Anti-aircraft guns from the IV Interceptor Command opened fire at 3:16 a.m., fired steadily until 3:36, stopped, then resumed at 4:05 for another 10 minutes. During their 30-minute fusillade, the command's guns hurled 1,440 rounds of 3-inch and 37mm ammunition into the night sky above Los Angeles. Not counting unofficial shots, 48 shells were fired per minute. And almost 10 tons of expended ammunition fell somewhere on the city during the supposed raid.
According to the Los Angeles Examiner, "shrapnel-strewn areas took on the appearance of a huge Easter-egg hunt, [as] youngsters and grownups alike scrambled through streets and vacant lots, picking up and proudly comparing chunks of shrapnel fragments." Some of the 3-inch anti-aircraft shells had failed to explode in the air and hurtled back to earth.
Young Mary Perez and her two brothers, walking through a familiar vacant lot on the way to school the next morning near Hawthorne, noticed two small craters that had not been there the day before. In just five minutes the two boys picked up more than a dozen jagged pieces of shrapnel and the detonators from two faulty 3-inch anti-aircraft shells that exploded when they hit the ground less than 100 yards from the Perez home.
At the home of Mr. and Mrs. Hugh Landis a single faulty 3-inch shell blew up only when it hit the concrete driveway in front of the garage. When the shooting started, Mrs. Landis woke up her sister, Blanch Sedgwick, and 14-year-old niece, Josie, who were sleeping together in the guest bedroom, telling them to "come see what was happening." Seconds later the anti-aircraft shell hit the driveway, blowing out the windows of the garage and sending deadly chunks of shrapnel into the house--luckily just missing Sedgwick and her daughter. "When we went back into the bedroom," said Mrs.
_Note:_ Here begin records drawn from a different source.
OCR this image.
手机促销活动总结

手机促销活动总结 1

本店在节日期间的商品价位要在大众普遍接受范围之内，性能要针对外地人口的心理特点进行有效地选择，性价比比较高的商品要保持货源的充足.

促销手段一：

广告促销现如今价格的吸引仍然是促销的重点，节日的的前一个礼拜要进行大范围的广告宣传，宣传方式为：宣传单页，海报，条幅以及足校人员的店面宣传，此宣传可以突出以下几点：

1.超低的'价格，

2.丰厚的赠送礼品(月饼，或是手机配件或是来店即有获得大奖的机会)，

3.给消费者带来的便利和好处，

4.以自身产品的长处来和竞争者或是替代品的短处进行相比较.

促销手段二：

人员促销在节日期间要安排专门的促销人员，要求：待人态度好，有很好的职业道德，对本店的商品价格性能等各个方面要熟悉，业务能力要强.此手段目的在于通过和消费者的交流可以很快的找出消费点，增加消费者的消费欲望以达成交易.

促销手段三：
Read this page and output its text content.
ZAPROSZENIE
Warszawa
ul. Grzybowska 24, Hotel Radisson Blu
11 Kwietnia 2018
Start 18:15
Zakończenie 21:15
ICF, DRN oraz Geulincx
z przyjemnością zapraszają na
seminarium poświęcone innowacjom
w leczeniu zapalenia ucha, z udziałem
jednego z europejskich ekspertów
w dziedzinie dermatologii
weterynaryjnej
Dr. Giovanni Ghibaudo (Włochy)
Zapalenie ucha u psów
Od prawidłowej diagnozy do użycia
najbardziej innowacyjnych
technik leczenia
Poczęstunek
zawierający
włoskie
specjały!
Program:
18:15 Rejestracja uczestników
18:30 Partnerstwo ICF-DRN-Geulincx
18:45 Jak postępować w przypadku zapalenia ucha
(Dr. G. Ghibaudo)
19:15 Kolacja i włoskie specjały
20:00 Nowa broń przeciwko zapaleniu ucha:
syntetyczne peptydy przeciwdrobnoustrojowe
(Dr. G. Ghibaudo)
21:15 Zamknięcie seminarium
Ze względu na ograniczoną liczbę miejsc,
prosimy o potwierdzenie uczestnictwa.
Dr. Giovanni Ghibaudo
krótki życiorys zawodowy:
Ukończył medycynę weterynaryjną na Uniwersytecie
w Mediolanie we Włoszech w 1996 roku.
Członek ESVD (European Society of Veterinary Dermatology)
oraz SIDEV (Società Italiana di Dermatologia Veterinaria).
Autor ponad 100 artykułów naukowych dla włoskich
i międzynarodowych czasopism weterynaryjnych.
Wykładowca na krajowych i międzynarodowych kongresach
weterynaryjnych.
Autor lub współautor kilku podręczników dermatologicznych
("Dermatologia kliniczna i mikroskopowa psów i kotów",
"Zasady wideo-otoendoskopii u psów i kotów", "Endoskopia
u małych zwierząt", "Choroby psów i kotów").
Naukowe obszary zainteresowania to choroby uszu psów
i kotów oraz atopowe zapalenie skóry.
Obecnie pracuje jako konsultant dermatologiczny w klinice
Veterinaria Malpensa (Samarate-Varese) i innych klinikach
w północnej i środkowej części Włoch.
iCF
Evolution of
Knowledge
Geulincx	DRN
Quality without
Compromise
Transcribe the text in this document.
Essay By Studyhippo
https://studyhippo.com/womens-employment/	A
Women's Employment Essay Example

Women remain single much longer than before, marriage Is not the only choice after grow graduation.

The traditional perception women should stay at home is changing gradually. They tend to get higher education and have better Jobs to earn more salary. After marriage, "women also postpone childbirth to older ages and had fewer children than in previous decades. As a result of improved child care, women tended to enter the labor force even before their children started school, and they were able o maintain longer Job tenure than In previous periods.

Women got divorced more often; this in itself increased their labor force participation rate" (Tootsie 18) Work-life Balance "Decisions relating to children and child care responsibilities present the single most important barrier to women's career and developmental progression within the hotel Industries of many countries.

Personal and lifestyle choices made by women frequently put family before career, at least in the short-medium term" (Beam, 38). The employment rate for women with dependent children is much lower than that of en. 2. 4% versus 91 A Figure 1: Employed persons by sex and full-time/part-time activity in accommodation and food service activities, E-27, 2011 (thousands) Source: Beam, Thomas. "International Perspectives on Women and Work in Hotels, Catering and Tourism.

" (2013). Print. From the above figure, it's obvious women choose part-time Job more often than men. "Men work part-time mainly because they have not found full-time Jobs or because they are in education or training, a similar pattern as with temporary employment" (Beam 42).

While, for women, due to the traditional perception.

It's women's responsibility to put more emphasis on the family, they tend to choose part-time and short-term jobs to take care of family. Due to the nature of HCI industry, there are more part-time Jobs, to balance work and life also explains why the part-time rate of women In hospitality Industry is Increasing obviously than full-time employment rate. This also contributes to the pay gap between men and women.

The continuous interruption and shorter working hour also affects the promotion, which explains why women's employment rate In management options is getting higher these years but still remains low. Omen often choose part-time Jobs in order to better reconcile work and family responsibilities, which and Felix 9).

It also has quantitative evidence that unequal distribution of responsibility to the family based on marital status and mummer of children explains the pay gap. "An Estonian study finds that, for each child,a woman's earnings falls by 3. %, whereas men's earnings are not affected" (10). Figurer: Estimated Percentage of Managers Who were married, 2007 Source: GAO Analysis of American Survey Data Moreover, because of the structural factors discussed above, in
Landis, "we found one fragment of shell had cut clear through the blanket and mattress where my sister and niece were sleeping just moments before."
A second shell exploded between two houses just east of the Landis home. Two pieces of jagged hot metal were blasted into the bedroom occupied by Selas Sakellaris' son, shattering the doorframe and striking the bed occupied by the boy. A third fragment crashed through the window of his daughter's bedroom, and a fourth ripped through the side of the garage, blowing out a tire on the family car.
At Fred Watson's home in Santa Monica a shell hit the concrete driveway and, according to Mrs. Watson, "made a thunderous rumble, a terrific jar, and sounded like the screeching of a thousand wild animals" before burying itself 3 feet underground.
The next morning the Army had the entire street roped off, with a large sign at both ends warning "UNEXPLODED BOMB." After explosives expert Sergeant C.M. Weathers dug up the unexploded shell, a newspaper photographer asked, "Could you dust it off a little bit so I can take a picture?" "Would you like us to put a little sandpaper on it and blow us all to hell?" asked Weathers. "Never mind," said the photographer as he backed away, "that'll do just fine."
Even when the anti-aircraft shells went off where they were supposed to, fragments of various sizes fell all over the city, including at shipyards and aircraft plants where late-night shifts were at work. According to the Los Angeles Examiner, 5,000 workers in the Calship Yard in San Pedro "scrambled to safety...when a sudden rain of anti-aircraft shell fragments showered down over the yards."